- Data Preparation
Download evaluation data from 🤗HF and save to Referring_Object_Classification
directory. Your Referring_Object_Classification
directory look like:
Referring_Object_Classification/
│
├── LVIS_box.json
├── LVIS_point.json
├── PACO_box.json
├── PACO_point.json
├── ROC_eval.py
└── ROC_eval.sh
Images for LVIS and PACO datasets are sourced from COCO 2017. You can download the images from the COCO website.
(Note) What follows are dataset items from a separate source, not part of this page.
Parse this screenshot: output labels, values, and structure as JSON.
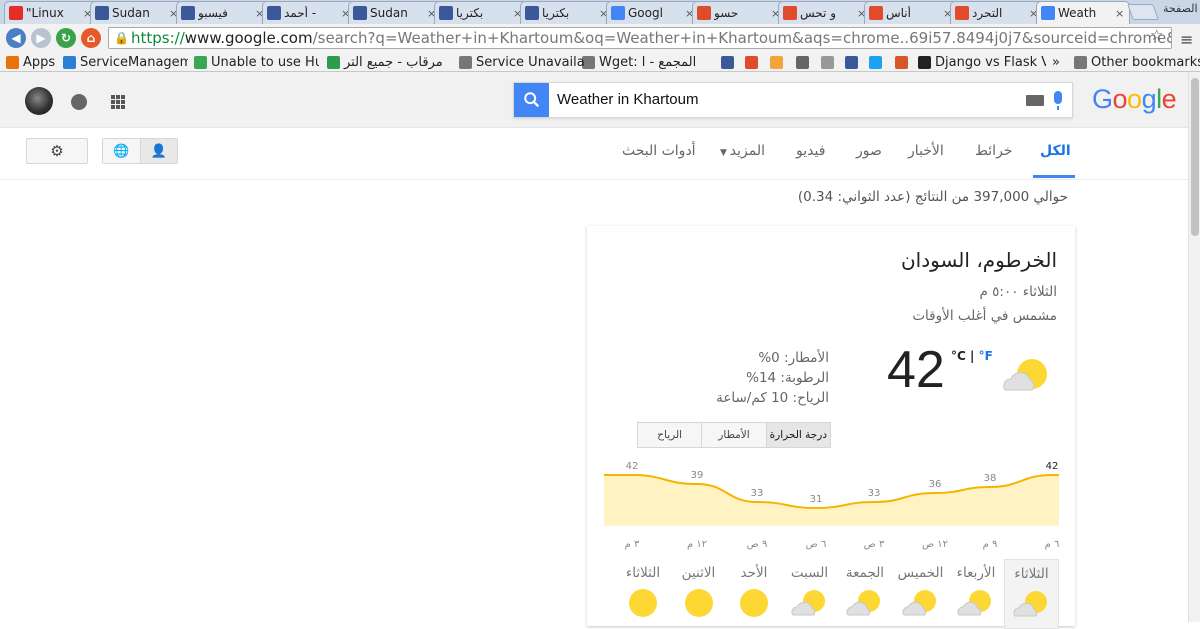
{
  "tabs": [
    {
      "title": "\"Linux",
      "icon": "youtube-icon",
      "color": "#e52d27"
    },
    {
      "title": "Sudan",
      "icon": "facebook-icon",
      "color": "#3b5998"
    },
    {
      "title": "فيسبو",
      "icon": "facebook-icon",
      "color": "#3b5998"
    },
    {
      "title": "أحمد -",
      "icon": "facebook-icon",
      "color": "#3b5998"
    },
    {
      "title": "Sudan",
      "icon": "facebook-icon",
      "color": "#3b5998"
    },
    {
      "title": "بكتريا",
      "icon": "facebook-icon",
      "color": "#3b5998"
    },
    {
      "title": "بكتريا",
      "icon": "facebook-icon",
      "color": "#3b5998"
    },
    {
      "title": "Googl",
      "icon": "google-icon",
      "color": "#4285f4"
    },
    {
      "title": "حسو",
      "icon": "blogger-icon",
      "color": "#e04c2b"
    },
    {
      "title": "و تحس",
      "icon": "blogger-icon",
      "color": "#e04c2b"
    },
    {
      "title": "أناس",
      "icon": "blogger-icon",
      "color": "#e04c2b"
    },
    {
      "title": "التحرد",
      "icon": "blogger-icon",
      "color": "#e04c2b"
    },
    {
      "title": "Weath",
      "icon": "google-icon",
      "color": "#4285f4",
      "active": true
    }
  ],
  "corner_label": "الصفحة",
  "url": {
    "scheme": "https://",
    "host": "www.google.com",
    "rest": "/search?q=Weather+in+Khartoum&oq=Weather+in+Khartoum&aqs=chrome..69i57.8494j0j7&sourceid=chrome&ie=UTF-8"
  },
  "bookmarks": [
    {
      "label": "Apps",
      "icon": "apps-icon",
      "color": "#e8710a"
    },
    {
      "label": "ServiceManageme",
      "icon": "servicemanager-icon",
      "color": "#2a7fd4"
    },
    {
      "label": "Unable to use Hu",
      "icon": "page-icon",
      "color": "#3aa757"
    },
    {
      "label": "مرقاب - جميع التر",
      "icon": "marqab-icon",
      "color": "#2e9c4e"
    },
    {
      "label": "Service Unavailab",
      "icon": "file-icon",
      "color": "#777777"
    },
    {
      "label": "Wget: المجمع - ا",
      "icon": "file-icon",
      "color": "#777777"
    },
    {
      "label": "",
      "icon": "facebook-icon",
      "color": "#3b5998"
    },
    {
      "label": "",
      "icon": "blogger-icon",
      "color": "#e04c2b"
    },
    {
      "label": "",
      "icon": "smiley-icon",
      "color": "#f2a33a"
    },
    {
      "label": "",
      "icon": "bookmark-icon",
      "color": "#666666"
    },
    {
      "label": "",
      "icon": "page-icon",
      "color": "#999999"
    },
    {
      "label": "",
      "icon": "facebook-icon",
      "color": "#3b5998"
    },
    {
      "label": "",
      "icon": "twitter-icon",
      "color": "#1da1f2"
    },
    {
      "label": "",
      "icon": "cat-icon",
      "color": "#d8572a"
    },
    {
      "label": "Django vs Flask V",
      "icon": "github-icon",
      "color": "#222222"
    }
  ],
  "bookmarks_overflow": "»",
  "other_bookmarks": "Other bookmarks",
  "search": {
    "query": "Weather in Khartoum"
  },
  "logo": {
    "letters": [
      "G",
      "o",
      "o",
      "g",
      "l",
      "e"
    ],
    "colors": [
      "#4285f4",
      "#ea4335",
      "#fbbc05",
      "#4285f4",
      "#34a853",
      "#ea4335"
    ]
  },
  "nav": {
    "all": "الكل",
    "maps": "خرائط",
    "news": "الأخبار",
    "images": "صور",
    "videos": "فيديو",
    "more": "المزيد",
    "tools": "أدوات البحث"
  },
  "result_stats": "حوالي 397,000 من النتائج (عدد الثواني: 0.34)",
  "weather": {
    "location": "الخرطوم، السودان",
    "time": "الثلاثاء ٥:٠٠ م",
    "condition": "مشمس في أغلب الأوقات",
    "temp": "42",
    "unit_c": "°C",
    "unit_sep": " | ",
    "unit_f": "°F",
    "precip": "الأمطار: 0%",
    "humidity": "الرطوبة: 14%",
    "wind": "الرياح: 10 كم/ساعة",
    "chart_tabs": [
      "درجة الحرارة",
      "الأمطار",
      "الرياح"
    ],
    "hours": [
      "٦ م",
      "٩ م",
      "١٢ ص",
      "٣ ص",
      "٦ ص",
      "٩ ص",
      "١٢ م",
      "٣ م"
    ],
    "days": [
      {
        "name": "الثلاثاء",
        "icon": "partly-sunny-icon",
        "selected": true
      },
      {
        "name": "الأربعاء",
        "icon": "partly-sunny-icon"
      },
      {
        "name": "الخميس",
        "icon": "partly-sunny-icon"
      },
      {
        "name": "الجمعة",
        "icon": "partly-sunny-icon"
      },
      {
        "name": "السبت",
        "icon": "partly-sunny-icon"
      },
      {
        "name": "الأحد",
        "icon": "sunny-icon"
      },
      {
        "name": "الاثنين",
        "icon": "sunny-icon"
      },
      {
        "name": "الثلاثاء",
        "icon": "sunny-icon"
      }
    ]
  },
  "chart_data": {
    "type": "area",
    "x": [
      "٣ م",
      "١٢ م",
      "٩ ص",
      "٦ ص",
      "٣ ص",
      "١٢ ص",
      "٩ م",
      "٦ م"
    ],
    "series": [
      {
        "values": [
          42,
          39,
          33,
          31,
          33,
          36,
          38,
          42
        ]
      }
    ],
    "ylim": [
      25,
      45
    ],
    "fill_color": "#fff3c4",
    "line_color": "#f4b400"
  }
}
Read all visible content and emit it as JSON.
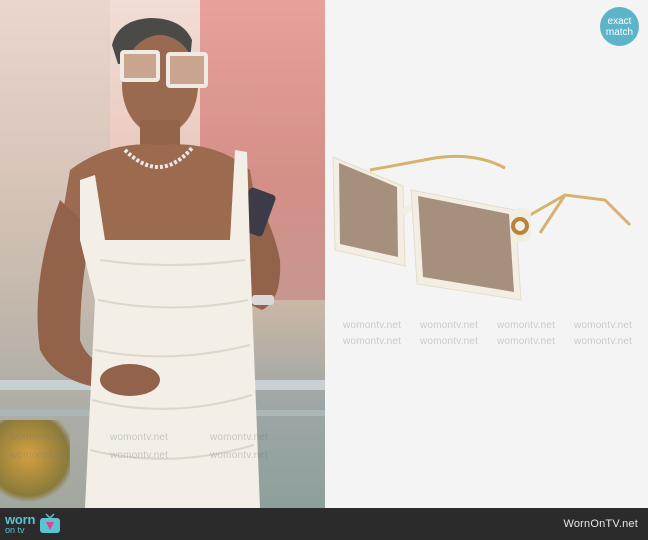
{
  "badge": {
    "line1": "exact",
    "line2": "match"
  },
  "footer": {
    "logo_worn": "worn",
    "logo_ontv": "on tv",
    "site_name": "WornOnTV.net"
  },
  "watermark_text": "womontv.net",
  "colors": {
    "accent": "#5bb4c8",
    "footer_bg": "#2b2b2b",
    "frame": "#f3eee2",
    "lens": "#a78f7e"
  }
}
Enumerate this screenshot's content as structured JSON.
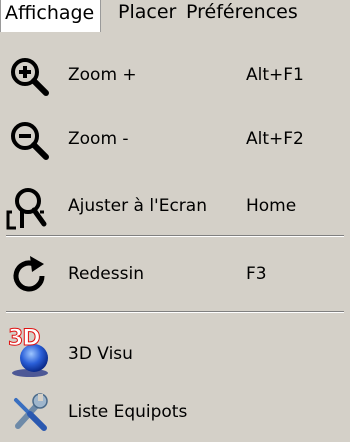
{
  "menubar": {
    "items": [
      {
        "label": "Affichage"
      },
      {
        "label": "Placer"
      },
      {
        "label": "Préférences"
      }
    ]
  },
  "menu": {
    "items": [
      {
        "label": "Zoom +",
        "shortcut": "Alt+F1",
        "icon": "zoom-in-icon"
      },
      {
        "label": "Zoom -",
        "shortcut": "Alt+F2",
        "icon": "zoom-out-icon"
      },
      {
        "label": "Ajuster à l'Ecran",
        "shortcut": "Home",
        "icon": "zoom-fit-icon"
      },
      {
        "label": "Redessin",
        "shortcut": "F3",
        "icon": "redraw-icon"
      },
      {
        "label": "3D Visu",
        "shortcut": "",
        "icon": "3d-visu-icon",
        "badge": "3D"
      },
      {
        "label": "Liste Equipots",
        "shortcut": "",
        "icon": "tools-icon"
      }
    ]
  },
  "colors": {
    "menu_background": "#d4d0c8",
    "active_menubar_item": "#ffffff",
    "badge_red": "#e01010",
    "globe_blue": "#1f4fd0"
  }
}
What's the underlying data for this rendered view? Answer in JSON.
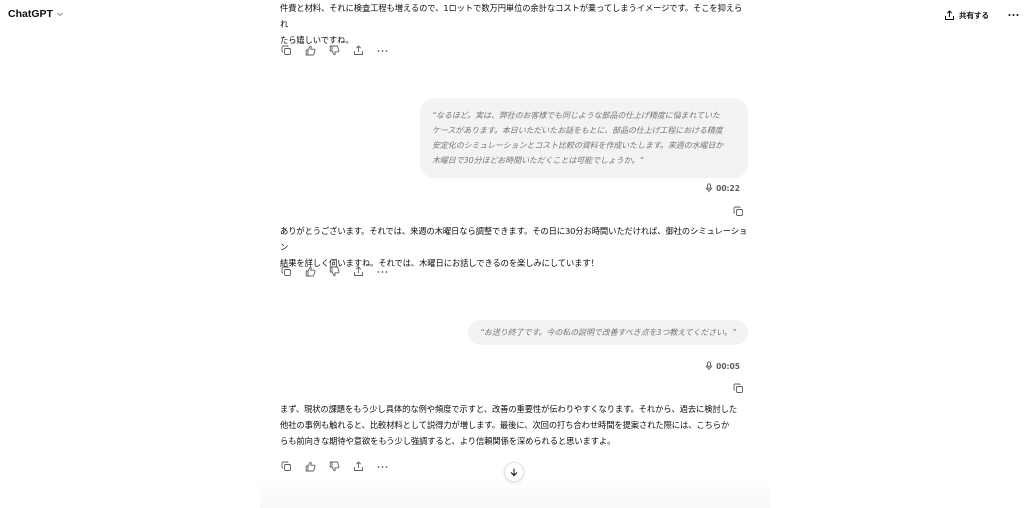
{
  "header": {
    "app_title": "ChatGPT",
    "share_label": "共有する",
    "icons": {
      "title_chevron": "chevron-down-icon",
      "share": "share-icon",
      "more": "more-horizontal-icon"
    }
  },
  "messages": [
    {
      "role": "assistant",
      "lines": [
        "件費と材料、それに検査工程も増えるので、1ロットで数万円単位の余計なコストが乗ってしまうイメージです。そこを抑えられ",
        "たら嬉しいですね。"
      ]
    },
    {
      "role": "user",
      "voice_duration": "00:22",
      "lines": [
        "“なるほど。実は、弊社のお客様でも同じような部品の仕上げ精度に悩まれていた",
        "ケースがあります。本日いただいたお話をもとに、部品の仕上げ工程における精度",
        "安定化のシミュレーションとコスト比較の資料を作成いたします。来週の水曜日か",
        "木曜日で30分ほどお時間いただくことは可能でしょうか。”"
      ]
    },
    {
      "role": "assistant",
      "lines": [
        "ありがとうございます。それでは、来週の木曜日なら調整できます。その日に30分お時間いただければ、御社のシミュレーション",
        "結果を詳しく伺いますね。それでは、木曜日にお話しできるのを楽しみにしています！"
      ]
    },
    {
      "role": "user",
      "voice_duration": "00:05",
      "lines": [
        "“お送り終了です。今の私の説明で改善すべき点を3つ教えてください。”"
      ]
    },
    {
      "role": "assistant",
      "lines": [
        "まず、現状の課題をもう少し具体的な例や頻度で示すと、改善の重要性が伝わりやすくなります。それから、過去に検討した",
        "他社の事例も触れると、比較材料として説得力が増します。最後に、次回の打ち合わせ時間を提案された際には、こちらか",
        "らも前向きな期待や意欲をもう少し強調すると、より信頼関係を深められると思いますよ。"
      ]
    }
  ],
  "action_icons": [
    "copy-icon",
    "thumbs-up-icon",
    "thumbs-down-icon",
    "share-icon",
    "more-horizontal-icon"
  ],
  "colors": {
    "bubble_bg": "#f3f3f3",
    "bubble_text": "#767676",
    "text": "#0d0d0d",
    "muted": "#5d5d5d"
  }
}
Then, modify the --img_root
parameter in infer_and_save.sh
to point to the directory where the COCO images are located:
CUDA_VISIBLE_DEVICES=${GPU} PYTHONWARNINGS="ignore" python -W ignore eval.py \
--dataset COCOText_box \
--llama_type llama_ens5_vp \
--llama_config ${llama_config} \
--tokenizer_path ${tokenizer_path} \
--pretrained_path ${pretrained_path} \
--img_root "path to coco images" \
--batch_size 2 \
--model_parallel_size 1
Next, you can modify the --dataset
parameter to 'LVIS_box', 'LVIS_point', 'PACO_box', or 'PACO_point' to perform evaluation for each type.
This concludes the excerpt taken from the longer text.